Samples not listed in the config file use the global threshold (default 0, or whatever --threshold specifies).

HTML Reports

Per-Device Reports

Each device generates its own HTML report at visual_tests_{device}/report.html containing:

  • Summary section — total sample count, pass/fail/error/skip counts, wall-clock and summed render times for baseline and current runs
  • Per-sample details — sample name, page count, threshold, pixel difference percentage, status, baseline and current render times, and images with a lightbox viewer

Combined Report

When multiple devices are tested, a combined report is generated at visual_tests_report.html with a navigation bar linking to each device section.
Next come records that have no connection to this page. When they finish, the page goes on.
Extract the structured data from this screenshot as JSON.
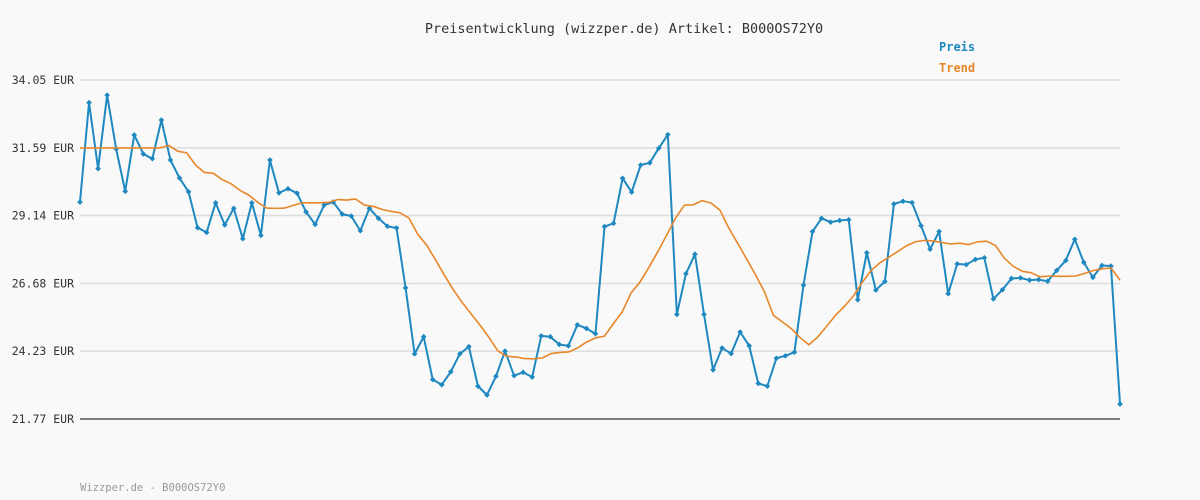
{
  "chart_data": {
    "type": "line",
    "title": "Preisentwicklung (wizzper.de) Artikel: B000OS72Y0",
    "footer": "Wizzper.de - B000OS72Y0",
    "ylabel": "",
    "xlabel": "",
    "ylim": [
      21.77,
      34.05
    ],
    "y_ticks": [
      "34.05 EUR",
      "31.59 EUR",
      "29.14 EUR",
      "26.68 EUR",
      "24.23 EUR",
      "21.77 EUR"
    ],
    "y_tick_values": [
      34.05,
      31.59,
      29.14,
      26.68,
      24.23,
      21.77
    ],
    "grid": true,
    "legend_position": "top-right",
    "series": [
      {
        "name": "Preis",
        "color": "#1e88c0",
        "values": [
          29.63,
          33.23,
          30.84,
          33.5,
          31.55,
          30.02,
          32.06,
          31.37,
          31.2,
          32.6,
          31.15,
          30.5,
          30.0,
          28.7,
          28.53,
          29.6,
          28.8,
          29.4,
          28.3,
          29.6,
          28.42,
          31.15,
          29.96,
          30.11,
          29.95,
          29.27,
          28.82,
          29.52,
          29.63,
          29.19,
          29.12,
          28.59,
          29.4,
          29.04,
          28.75,
          28.69,
          26.52,
          24.13,
          24.75,
          23.2,
          23.01,
          23.48,
          24.13,
          24.39,
          22.96,
          22.64,
          23.32,
          24.23,
          23.34,
          23.46,
          23.29,
          24.78,
          24.75,
          24.47,
          24.42,
          25.18,
          25.05,
          24.86,
          28.74,
          28.86,
          30.49,
          29.99,
          30.97,
          31.05,
          31.58,
          32.07,
          25.56,
          27.03,
          27.74,
          25.56,
          23.55,
          24.34,
          24.14,
          24.92,
          24.42,
          23.06,
          22.96,
          23.97,
          24.06,
          24.19,
          26.62,
          28.56,
          29.04,
          28.9,
          28.96,
          28.99,
          26.09,
          27.79,
          26.44,
          26.75,
          29.56,
          29.66,
          29.61,
          28.77,
          27.92,
          28.56,
          26.31,
          27.39,
          27.36,
          27.55,
          27.61,
          26.12,
          26.45,
          26.86,
          26.88,
          26.8,
          26.82,
          26.76,
          27.15,
          27.51,
          28.28,
          27.44,
          26.9,
          27.33,
          27.31,
          22.31
        ]
      },
      {
        "name": "Trend",
        "color": "#e8872a",
        "values": [
          31.59,
          31.59,
          31.59,
          31.59,
          31.59,
          31.59,
          31.59,
          31.59,
          31.59,
          31.59,
          31.68,
          31.47,
          31.41,
          30.97,
          30.7,
          30.67,
          30.44,
          30.29,
          30.05,
          29.88,
          29.62,
          29.41,
          29.4,
          29.41,
          29.51,
          29.6,
          29.6,
          29.6,
          29.62,
          29.72,
          29.7,
          29.74,
          29.52,
          29.47,
          29.36,
          29.29,
          29.24,
          29.05,
          28.46,
          28.07,
          27.53,
          26.98,
          26.45,
          25.99,
          25.58,
          25.17,
          24.73,
          24.24,
          24.04,
          24.02,
          23.96,
          23.95,
          23.98,
          24.14,
          24.18,
          24.2,
          24.35,
          24.56,
          24.71,
          24.77,
          25.22,
          25.65,
          26.34,
          26.73,
          27.26,
          27.83,
          28.43,
          29.05,
          29.52,
          29.53,
          29.68,
          29.59,
          29.33,
          28.68,
          28.13,
          27.56,
          26.99,
          26.38,
          25.53,
          25.29,
          25.05,
          24.72,
          24.46,
          24.74,
          25.13,
          25.53,
          25.85,
          26.22,
          26.72,
          27.15,
          27.43,
          27.63,
          27.84,
          28.05,
          28.19,
          28.24,
          28.22,
          28.16,
          28.11,
          28.14,
          28.09,
          28.19,
          28.21,
          28.05,
          27.59,
          27.3,
          27.12,
          27.07,
          26.92,
          26.95,
          26.94,
          26.94,
          26.95,
          27.04,
          27.15,
          27.21,
          27.24,
          26.8
        ]
      }
    ]
  }
}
Each section contains the full per-device report.

Image Display Rules

  • Single page, pass: shows the rendered page
  • Multi-page, pass: shows only the first page
  • Multi-page, fail: shows only the failed pages with page numbers and diff images

Status Types

Status Meaning
PASS Pixel difference is within the threshold
FAIL Pixel difference exceeds the threshold
ERROR Render failed with a PostScript error or Python traceback (shown in report)
SKIP Sample produced no pages and no errors (by design)
NEW Sample has no corresponding baseline
MISSING Baseline directory exists but contains no PNGs

Adding New Samples

When adding a new .ps file to samples/:

  1. Run ./visual_test.sh --baseline to regenerate all baselines
  2. If the sample contains non-deterministic output, add an entry to each device config file with an appropriate threshold

Directory Structure

visual_tests_png/
├── baseline/             # Baseline PNGs (per-sample subdirectories)
├── current/              # Current run PNGs (regenerated each comparison)
├── diff/                 # Amplified diff images for changed samples
├── baseline_timings.txt  # Saved baseline render timings
└── report.html           # HTML comparison report

visual_tests_pdf/
├── baseline/             # Baseline PDFs + rasterized PNGs
├── current/              # Current PDFs + rasterized PNGs
├── diff/                 # Diff images
├── baseline_timings.txt
└── report.html

visual_tests_svg/
├── baseline/             # Baseline SVGs + rasterized PNGs
├── current/              # Current SVGs + rasterized PNGs
├── diff/                 # Diff images
├── baseline_timings.txt
└── report.html

visual_tests_report.html    # Combined report (when multiple devices tested)
visual_tests_png.conf       # Per-sample thresholds for PNG
visual_tests_pdf.conf       # Per-sample thresholds for PDF
visual_tests_svg.conf       # Per-sample thresholds for SVG
visual_test.py              # Test script
visual_test.sh              # Launcher for Linux/Mac (activates venv)
visual_test.bat             # Launcher for Windows (activates venv)

The visual_tests_* directories are in .gitignore as the generated images are large and machine-specific. The config files are checked into the repository.